Als een overdracht onmiddellijk of op zeer korte termijn noodzakelijk is ten behoeve van het realiseren van de overdracht binnen zes maanden na het akkoord van de lidstaat die verantwoordelijk is voor de behandeling van zijn verzoek om internationale bescherming, kan de IND het stellen van een termijn voor zelfstandig vertrek achterwege laten. De IND verleent evenmin een termijn om het vertrek zelfstandig te realiseren, indien aan de vreemdeling een vrijheidsontnemende maatregel is opgelegd of indien de vreemdeling in bewaring is gesteld (zie ook paragraaf A3/6.9 Vc).

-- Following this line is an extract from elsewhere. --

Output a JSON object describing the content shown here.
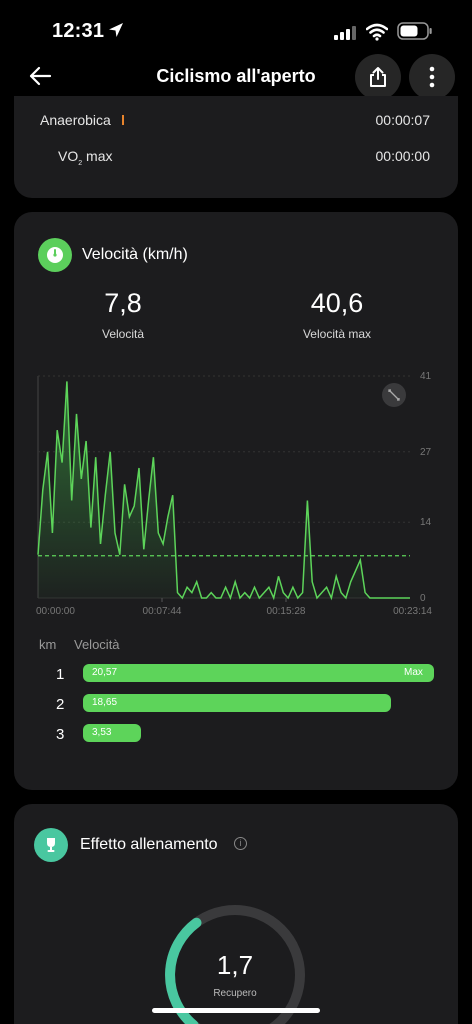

Artikel 29, tweede lid, Verordening (EU) 604/2013 geeft de IND de mogelijkheid om de overdrachtsdatum tot maximaal 18 maanden te verlengen als de vreemdeling zich aan de overdracht aan de andere lidstaat onttrekt en daarmee onderduikt. Het is belangrijk dat de vreemdeling in kennis wordt gesteld van zijn verplichting om mee te werken aan de overdracht. Ook moet hij geïnformeerd worden over de gevolgen van het niet meewerken hieraan. Als de vreemdeling op de hoogte was van zijn verplichtingen, en vervolgens (tijdelijk) buiten bereik van de autoriteiten is, dan neemt de IND in ieder geval aan dat de vreemdeling zich aan de uitvoering van de overdracht heeft onttrokken. De IND stelt de lidstaat die verantwoordelijk is voor de behandeling van zijn verzoek om internationale bescherming hier tijdig van op de hoogte. De IND verlengt de uiterste overdrachtsdatum niet als er sprake is geweest van verschoonbare feiten en omstandigheden of als de vreemdeling niet is ingelicht over de verplichtingen die dienaangaande op hem rusten.